What computational techniques are used and why is a supercomputer required?
The numbers of interest in cryptography and some other applications such as analysis of `very long period' random number generators are very large, so a large amount of computation is required, even when the most efficient algorithms are used.
The techniques used are a vectorized implementation of Lenstra's elliptic curve algorithm with a `second phase' which was developed at ANU, and an implementation of the multiple-polynomial quadratic sieve (MPQS) algorithm which was developed at the Centre for Mathematics and Computer Science, Amsterdam. We are also experimenting with other algorithms, such as the number field sieve (NFS) algorithm; and implementations on other machines, such as the Fujitsu AP1000 and an IBM PC with a special board designed to speed up multiple-precision operations.

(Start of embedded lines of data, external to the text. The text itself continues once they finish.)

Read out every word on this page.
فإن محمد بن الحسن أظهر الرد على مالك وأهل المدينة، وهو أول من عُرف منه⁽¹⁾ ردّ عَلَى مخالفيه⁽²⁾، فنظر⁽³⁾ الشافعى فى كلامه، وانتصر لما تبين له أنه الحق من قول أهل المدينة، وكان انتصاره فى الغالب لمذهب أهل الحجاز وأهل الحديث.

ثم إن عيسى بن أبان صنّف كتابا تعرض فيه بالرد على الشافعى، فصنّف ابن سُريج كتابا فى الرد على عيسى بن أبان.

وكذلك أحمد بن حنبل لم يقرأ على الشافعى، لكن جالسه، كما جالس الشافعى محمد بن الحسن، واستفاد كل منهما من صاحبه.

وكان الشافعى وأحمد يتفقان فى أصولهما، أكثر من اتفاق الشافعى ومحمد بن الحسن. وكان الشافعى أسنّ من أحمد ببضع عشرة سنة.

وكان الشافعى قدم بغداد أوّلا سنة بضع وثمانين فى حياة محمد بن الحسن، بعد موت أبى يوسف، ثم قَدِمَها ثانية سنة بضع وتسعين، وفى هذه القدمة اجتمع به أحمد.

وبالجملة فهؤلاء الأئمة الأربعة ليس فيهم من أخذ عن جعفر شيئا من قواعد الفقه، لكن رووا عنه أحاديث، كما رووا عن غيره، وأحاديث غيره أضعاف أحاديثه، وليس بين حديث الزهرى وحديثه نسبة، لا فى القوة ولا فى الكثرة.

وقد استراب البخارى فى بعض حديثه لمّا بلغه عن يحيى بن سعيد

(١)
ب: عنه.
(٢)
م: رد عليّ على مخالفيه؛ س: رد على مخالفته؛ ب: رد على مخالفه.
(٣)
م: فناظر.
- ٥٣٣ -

Update 1 to Factorizations of a^n +- 1, 13 <= a < 100, R P Brent, P L Montgomery and H J J te Riele, Report NM-R9419, 46 pp., CWI, Amsterdam, September 1994.
On the periods of generalized Fibonacci recurrences, R P Brent, Mathematics of Computation (1995), to appear.
Factorisation of Large Integers on some Vector and Parallel Computers, C Eldershaw and R P Brent, Report TR-CS-95-01, 6 pp., Computer Sciences Lab, ANU, January 1995.